Türkiye İhracatçılar Meclisi (TİM) tarafından Adana Sanayi Odası (ADASO) ve Akdeniz İhracatçı Birliklerinin (AKİB) ev sahipliğinde, Ekonomi Bakanlığı, Adana Büyükşehir Belediyesi, Çukurova Kalkınma Ajansı desteğiyle kent merkezindeki otelde düzenlenen "Türkiye İnovasyon Haftası" Adana etkinlikleri kapsamında "Türkiye'de İnovasyon ve Endüstri 4.0 " paneli düzenlendi.

Şişecam Araştırma ve Teknoloji Geliştirme Başkanı Oktik, Türkiye'nin 2016 yılı inovasyon indeksi değerlendirildiğinde 42'nci sırada yer aldığını söyledi.

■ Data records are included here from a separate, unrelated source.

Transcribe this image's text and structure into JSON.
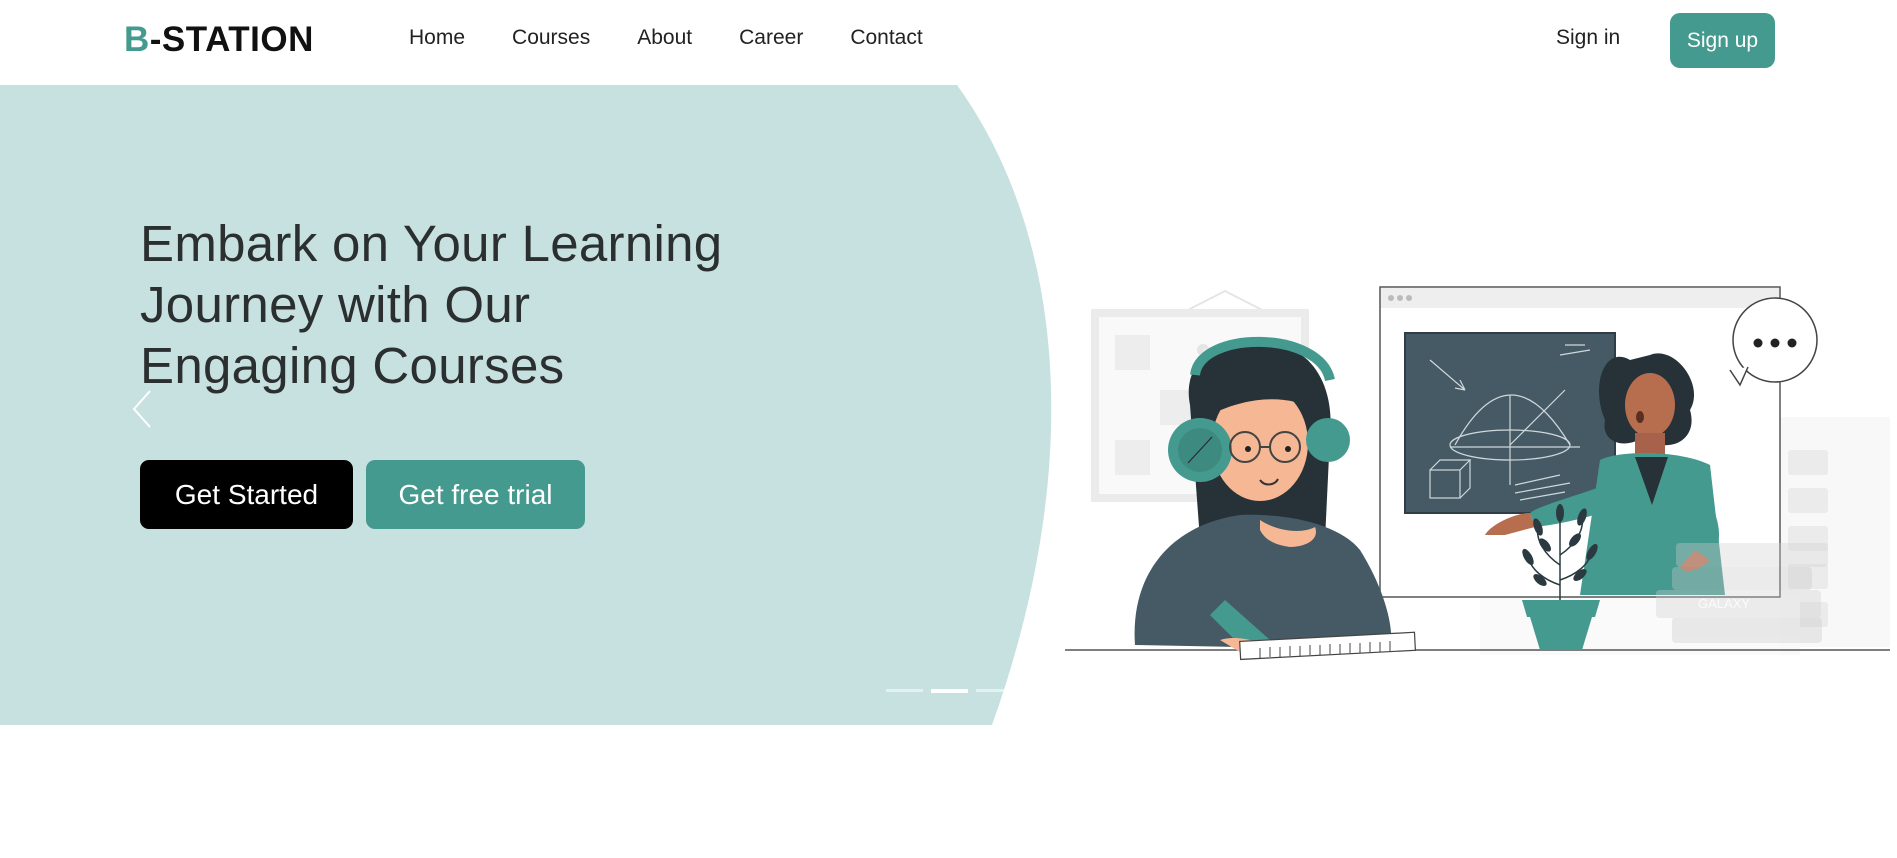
{
  "brand": {
    "logo_accent": "B",
    "logo_rest": "-STATION"
  },
  "nav": {
    "items": [
      {
        "label": "Home"
      },
      {
        "label": "Courses"
      },
      {
        "label": "About"
      },
      {
        "label": "Career"
      },
      {
        "label": "Contact"
      }
    ],
    "signin_label": "Sign in",
    "signup_label": "Sign up"
  },
  "hero": {
    "headline_line1": "Embark on Your Learning",
    "headline_line2": "Journey with Our",
    "headline_line3": "Engaging Courses",
    "primary_cta": "Get Started",
    "secondary_cta": "Get free trial",
    "carousel": {
      "slide_count": 3,
      "active_slide": 2
    }
  },
  "illustration": {
    "board_text": "GALAXY"
  },
  "colors": {
    "accent": "#459a8f",
    "hero_bg": "#c6e1df",
    "text_dark": "#2b2f30",
    "button_dark": "#000000"
  }
}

Oktik, camın çok geniş alanda kullanıldığını, yeni camlar ve araştırma alanları bulunduğunu belirterek, şunları dile getirdi:

"Öyle bir gelecek var ki gazetelerimizden tutun, her şeyimiz cam üzerinde olabilecek. Sizinle konuşan bardak, etkileşen tabak olacak. Şu anda yeni çalışılan ve birkaç yılda elimizde olacak sonsuza kadar bilgiyi depolama ortamları yine camların içinde olacak. Biliyorsunuz, manyetik olmayan alanda bir veriyi depolamak isterseniz, DVD kullanırsanız 4.5 gigabyte, CD kullanırsanız 850 megabayt depolarsınız ama cam içinde aynı boyutlarda 360 terabayt veriyi toplamak mümkün ve bunun sonsuza kadar bin dereceye kadar zarar görmeyecek şekilde depolamak mümkün."

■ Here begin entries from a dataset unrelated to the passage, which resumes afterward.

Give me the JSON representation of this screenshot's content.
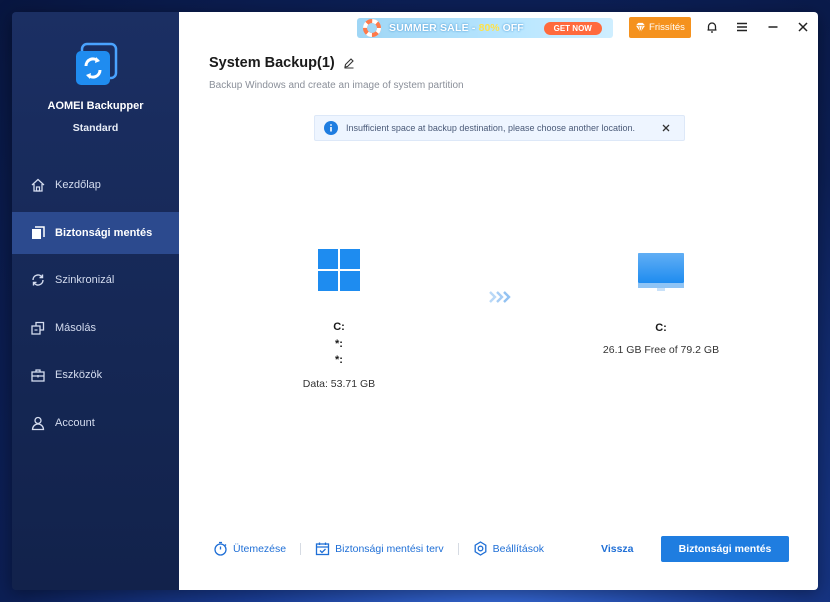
{
  "app": {
    "name": "AOMEI Backupper",
    "edition": "Standard"
  },
  "sidebar": {
    "items": [
      {
        "label": "Kezdőlap",
        "icon": "home-icon"
      },
      {
        "label": "Biztonsági mentés",
        "icon": "backup-icon",
        "active": true
      },
      {
        "label": "Szinkronizál",
        "icon": "sync-icon"
      },
      {
        "label": "Másolás",
        "icon": "clone-icon"
      },
      {
        "label": "Eszközök",
        "icon": "tools-icon"
      },
      {
        "label": "Account",
        "icon": "user-icon"
      }
    ]
  },
  "header": {
    "banner_sale": "SUMMER SALE -",
    "banner_pct": "80%",
    "banner_off": "OFF",
    "banner_cta": "GET NOW",
    "upgrade_label": "Frissítés"
  },
  "page": {
    "title": "System Backup(1)",
    "subtitle": "Backup Windows and create an image of system partition"
  },
  "alert": {
    "message": "Insufficient space at backup destination, please choose another location."
  },
  "source": {
    "lines": [
      "C:",
      "*:",
      "*:"
    ],
    "data": "Data: 53.71 GB"
  },
  "destination": {
    "drive": "C:",
    "free": "26.1 GB Free of 79.2 GB"
  },
  "footer": {
    "schedule_label": "Ütemezése",
    "plan_label": "Biztonsági mentési terv",
    "settings_label": "Beállítások",
    "back_label": "Vissza",
    "start_label": "Biztonsági mentés"
  },
  "colors": {
    "accent": "#1f7de0",
    "sidebar_bg": "#152754",
    "sidebar_active": "#2c4a8e",
    "upgrade": "#f5921e"
  }
}
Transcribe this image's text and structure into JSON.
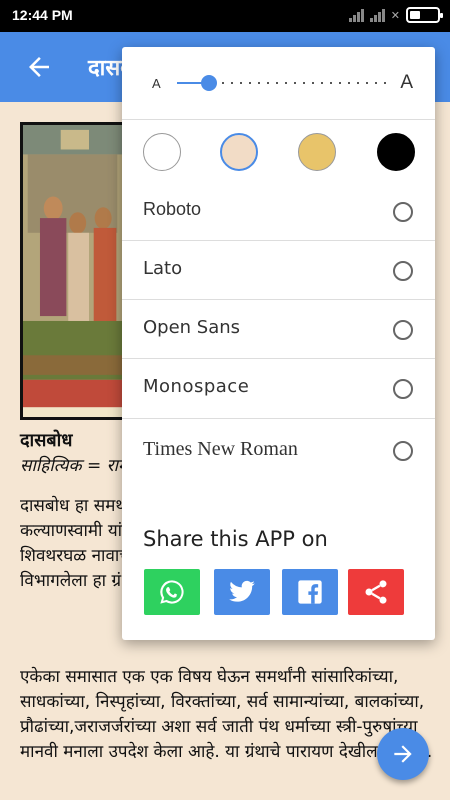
{
  "status_bar": {
    "time": "12:44 PM"
  },
  "app_bar": {
    "title": "दासबोध"
  },
  "article": {
    "title": "दासबोध",
    "subtitle": "साहित्यिक = रामदास",
    "paragraph1": "दासबोध हा समर्थ रामदासांचा ग्रंथ आहे. समर्थांचे पट्टशिष्य कल्याणस्वामी यांनी तो लिहून घेतला. अत्यंत निबीड अरण्यात शिवथरघळ नावाच्या ठिकाणी हे लेखन झाले. वीस दशकांमध्ये विभागलेला हा ग्रंथ आहे.",
    "paragraph2": "एकेका समासात एक एक विषय घेऊन समर्थांनी सांसारिकांच्या, साधकांच्या, निस्पृहांच्या, विरक्तांच्या, सर्व सामान्यांच्या, बालकांच्या, प्रौढांच्या,जराजर्जरांच्या अशा सर्व जाती पंथ धर्माच्या स्त्री-पुरुषांच्या मानवी मनाला उपदेश केला आहे. या ग्रंथाचे पारायण देखील करतात."
  },
  "menu": {
    "font_size": {
      "small_label": "A",
      "large_label": "A",
      "level": 0.15
    },
    "themes": [
      {
        "name": "white",
        "color": "#ffffff",
        "selected": false
      },
      {
        "name": "sepia",
        "color": "#f2dcc6",
        "selected": true
      },
      {
        "name": "tan",
        "color": "#e8c46a",
        "selected": false
      },
      {
        "name": "black",
        "color": "#000000",
        "selected": false
      }
    ],
    "fonts": [
      {
        "label": "Roboto",
        "selected": false
      },
      {
        "label": "Lato",
        "selected": false
      },
      {
        "label": "Open Sans",
        "selected": false
      },
      {
        "label": "Monospace",
        "selected": false
      },
      {
        "label": "Times New Roman",
        "selected": false
      }
    ],
    "share_title": "Share this APP on",
    "share_buttons": [
      {
        "name": "whatsapp",
        "color": "#2ed15f"
      },
      {
        "name": "twitter",
        "color": "#4a8be6"
      },
      {
        "name": "facebook",
        "color": "#4a8be6"
      },
      {
        "name": "share",
        "color": "#ee3b3b"
      }
    ]
  }
}
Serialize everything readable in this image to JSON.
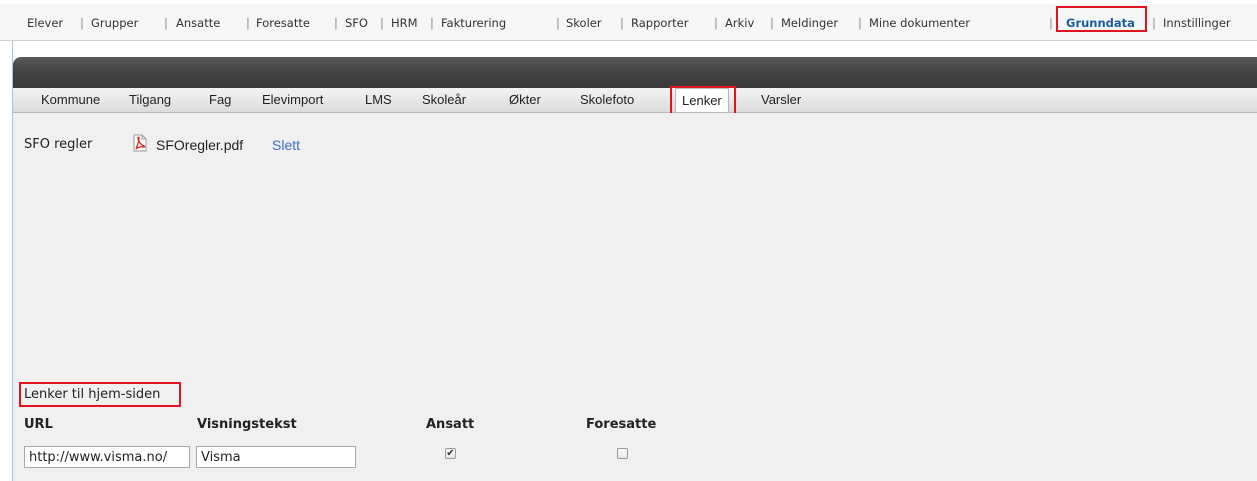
{
  "nav": {
    "items": [
      "Elever",
      "Grupper",
      "Ansatte",
      "Foresatte",
      "SFO",
      "HRM",
      "Fakturering",
      "Skoler",
      "Rapporter",
      "Arkiv",
      "Meldinger",
      "Mine dokumenter",
      "Grunndata",
      "Innstillinger"
    ],
    "active": "Grunndata",
    "active_color": "#1d5e9c"
  },
  "tabs": {
    "items": [
      "Kommune",
      "Tilgang",
      "Fag",
      "Elevimport",
      "LMS",
      "Skoleår",
      "Økter",
      "Skolefoto",
      "Lenker",
      "Varsler"
    ],
    "active": "Lenker"
  },
  "files": {
    "label": "SFO regler",
    "file_name": "SFOregler.pdf",
    "file_icon": "pdf-icon",
    "delete_label": "Slett"
  },
  "links": {
    "section_title": "Lenker til hjem-siden",
    "columns": [
      "URL",
      "Visningstekst",
      "Ansatt",
      "Foresatte"
    ],
    "rows": [
      {
        "url": "http://www.visma.no/",
        "display_text": "Visma",
        "ansatt": true,
        "foresatte": false
      }
    ]
  },
  "highlight_color": "#e0141e",
  "link_color": "#3a6fc0"
}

Yaptıkları her işi dijitalleştirmeye çalıştıklarını, bu verilerin kullanılabileceği bütünleşik veri tabanları yapmak istediklerini dile getiren Oktik, bu büyük veri tabanının şişe camda kullanımının devreye girdiğini anlattı.

Oktik, bir işi ne kadar büyük yaparsa o kadar ucuza yapar paradigmasının artık geçerliliğini yitirmek üzere olduğunu savunarak, yeni paradigmanın "network ekonomisi" olduğunu, şirketin 2000'li yıllarda bir dünya şirketi haline geldiğini ve dünya üçüncülüğüne gelmeyi hedeflediklerini aktardı.

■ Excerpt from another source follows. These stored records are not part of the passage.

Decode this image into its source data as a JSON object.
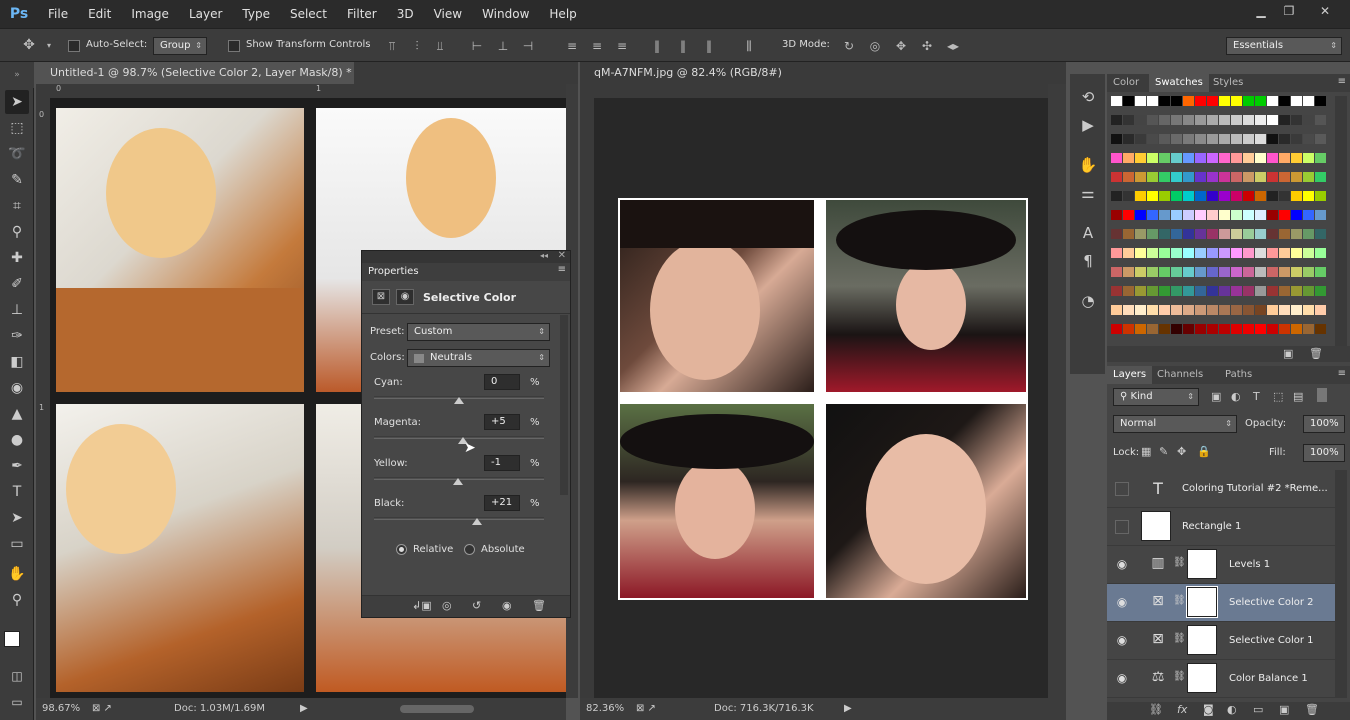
{
  "app": {
    "logo": "Ps"
  },
  "menu": [
    "File",
    "Edit",
    "Image",
    "Layer",
    "Type",
    "Select",
    "Filter",
    "3D",
    "View",
    "Window",
    "Help"
  ],
  "window_controls": {
    "minimize": "▁",
    "restore": "❐",
    "close": "✕"
  },
  "options": {
    "auto_select_label": "Auto-Select:",
    "auto_select_value": "Group",
    "transform_label": "Show Transform Controls",
    "mode_3d_label": "3D Mode:",
    "workspace": "Essentials"
  },
  "tabs": {
    "left": "Untitled-1 @ 98.7% (Selective Color 2, Layer Mask/8) *",
    "right": "qM-A7NFM.jpg @ 82.4% (RGB/8#)",
    "close": "×"
  },
  "ruler": {
    "left_zero": "0",
    "left_one": "1",
    "v_zero": "0",
    "v_one": "1"
  },
  "status": {
    "left_zoom": "98.67%",
    "left_doc": "Doc: 1.03M/1.69M",
    "right_zoom": "82.36%",
    "right_doc": "Doc: 716.3K/716.3K"
  },
  "properties": {
    "title": "Properties",
    "adjustment": "Selective Color",
    "preset_label": "Preset:",
    "preset_value": "Custom",
    "colors_label": "Colors:",
    "colors_value": "Neutrals",
    "percent": "%",
    "sliders": [
      {
        "label": "Cyan:",
        "value": "0",
        "pos": 0.5
      },
      {
        "label": "Magenta:",
        "value": "+5",
        "pos": 0.525
      },
      {
        "label": "Yellow:",
        "value": "-1",
        "pos": 0.495
      },
      {
        "label": "Black:",
        "value": "+21",
        "pos": 0.605
      }
    ],
    "relative_label": "Relative",
    "absolute_label": "Absolute",
    "method_selected": "Relative"
  },
  "panels": {
    "color_tab": "Color",
    "swatches_tab": "Swatches",
    "styles_tab": "Styles",
    "layers_tab": "Layers",
    "channels_tab": "Channels",
    "paths_tab": "Paths",
    "kind_value": "Kind",
    "blend_mode": "Normal",
    "opacity_label": "Opacity:",
    "opacity_value": "100%",
    "lock_label": "Lock:",
    "fill_label": "Fill:",
    "fill_value": "100%"
  },
  "layers": [
    {
      "name": "Coloring Tutorial #2 *Reme...",
      "type": "text",
      "visible": false
    },
    {
      "name": "Rectangle 1",
      "type": "shape",
      "visible": false
    },
    {
      "name": "Levels 1",
      "type": "levels",
      "visible": true
    },
    {
      "name": "Selective Color 2",
      "type": "selective",
      "visible": true,
      "selected": true
    },
    {
      "name": "Selective Color 1",
      "type": "selective",
      "visible": true
    },
    {
      "name": "Color Balance 1",
      "type": "balance",
      "visible": true
    }
  ]
}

- "Dijitalleşme, hayata çok hız kattı"

Temsa Ar-Ge ve Satış Sonrası Hizmetler Direktörü İbrahim Eserce de endüstri 4.0 devriminin diğer sanayi devrimlerinden biraz daha farklılıkları bulunduğunu ve bu sistemin üretimde de olabileceğine dikkati çekti.

Artık yeni çağda en önemli maddelerin başında dijitalleşmenin geldiğini, bugünkü teknoloji çağında her şeyin rakamlarla ifade edilmeye başlandığına dikkati çeken Eserce, şöyle devam etti:

"Dijitalleşme, hayata çok hız kattı. Temsa modeline baktığımız zaman otobüs firmamız Türkiye, Avrupa ve son 5 yılda ağırlıklı olarak Amerika'ya otobüs tasarlayarak yapıp satan bir firma haline geldi. Bu pazarlarda herkesin iş modeli farklı. Temsa, en ucuz otobüsü yaparak satan bir firma değil. Asya'da bizden çok daha ucuza maliyetlere satılan araçlar var. Bugünkü otobüsler teknolojik araçlar. Endüstri 4.0 Temsa'nın mühendislik hayatına Ar-Ge kapılarından geldi. Biz Temsa'da tüm yazılımları, şemsiye yazılımı altında kontrol ediyoruz. Bunları 'kara kutu' denilen bir yerde depolamaya başladık. Biz bir parçayı son haline getirmeden önce otobüste insanların değdiği bir parçaysa, ergonomik hale getirene kadar bütün denemelerimizi 3 boyutlu yazıcılardan çıktılarını alarak yapıyoruz.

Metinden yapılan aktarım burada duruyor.